Community philanthropy will explore the strength of community practices in the philanthropic sector and the need for harnessing its potential to decolonize the source of funding.
This dimension refers to the regulatory and institutional frameworks that shape the sector, including laws, regulations, and governance structures. An inflection point in this dimension is the increasing recognition of the importance of transparency and accountability in philanthropy. Philanthropic organisations are increasingly expected to be transparent about their activities and impact, and to be accountable to their stakeholders.
Regulatory frameworks looks at the role of regulatory frameworks in shaping the philanthropic sector in Africa, including the potential for more enabling legal and policy environments to support the growth and sustainability of organisations. It will also focus on the role of governments in shaping philanthropic activity and the ways in which regulations can either support or hinder philanthropic efforts.
Exploring new financing models examines the role of financing models in shaping the philanthropic sector in Africa, including the potential for innovative financing models to increase the availability of resources for philanthropic organisations and support their sustainability.

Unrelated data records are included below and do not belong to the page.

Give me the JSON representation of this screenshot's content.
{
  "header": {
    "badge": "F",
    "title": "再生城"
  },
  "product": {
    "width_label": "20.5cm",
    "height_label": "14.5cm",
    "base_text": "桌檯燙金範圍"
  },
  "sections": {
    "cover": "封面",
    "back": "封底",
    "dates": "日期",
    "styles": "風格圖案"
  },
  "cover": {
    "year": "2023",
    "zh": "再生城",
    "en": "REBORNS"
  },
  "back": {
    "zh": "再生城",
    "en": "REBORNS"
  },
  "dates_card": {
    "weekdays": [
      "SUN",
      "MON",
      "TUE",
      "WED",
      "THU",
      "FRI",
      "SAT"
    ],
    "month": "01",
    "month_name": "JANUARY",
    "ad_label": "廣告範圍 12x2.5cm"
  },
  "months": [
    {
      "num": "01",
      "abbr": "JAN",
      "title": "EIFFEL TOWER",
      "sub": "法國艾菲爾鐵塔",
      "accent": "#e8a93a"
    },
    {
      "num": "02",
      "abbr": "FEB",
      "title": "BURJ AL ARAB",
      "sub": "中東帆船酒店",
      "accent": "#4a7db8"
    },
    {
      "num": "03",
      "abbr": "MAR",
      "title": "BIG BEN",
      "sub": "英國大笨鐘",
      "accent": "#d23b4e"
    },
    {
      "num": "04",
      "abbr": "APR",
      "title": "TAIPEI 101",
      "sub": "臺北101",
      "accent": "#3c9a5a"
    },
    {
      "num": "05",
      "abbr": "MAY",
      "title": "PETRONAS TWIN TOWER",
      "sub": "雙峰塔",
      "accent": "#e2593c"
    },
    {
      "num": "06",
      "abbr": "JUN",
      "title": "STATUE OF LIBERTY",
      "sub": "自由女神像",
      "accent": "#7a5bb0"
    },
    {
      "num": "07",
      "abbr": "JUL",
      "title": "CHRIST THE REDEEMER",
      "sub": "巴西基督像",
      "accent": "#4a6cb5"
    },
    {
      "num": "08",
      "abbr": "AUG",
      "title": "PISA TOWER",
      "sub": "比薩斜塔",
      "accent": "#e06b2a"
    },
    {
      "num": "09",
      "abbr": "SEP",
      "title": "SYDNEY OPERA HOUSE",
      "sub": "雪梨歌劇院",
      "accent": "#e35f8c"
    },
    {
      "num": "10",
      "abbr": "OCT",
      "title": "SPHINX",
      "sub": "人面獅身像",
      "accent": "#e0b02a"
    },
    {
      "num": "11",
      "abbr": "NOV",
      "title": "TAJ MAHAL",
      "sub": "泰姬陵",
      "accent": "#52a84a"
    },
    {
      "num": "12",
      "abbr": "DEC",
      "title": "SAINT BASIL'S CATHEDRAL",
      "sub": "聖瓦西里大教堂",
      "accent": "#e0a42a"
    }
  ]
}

Governance and leadership focuses on the role of governance and leadership in shaping the philanthropic sector, including the potential for more effective governance structures and leadership practices to support the growth and impact of philanthropic organisations. This sub-theme will also explore the importance of transparency and accountability in the philanthropic sector, including the potential for greater transparency and accountability to build trust and legitimacy with key stakeholders such as donors, beneficiaries, and the public.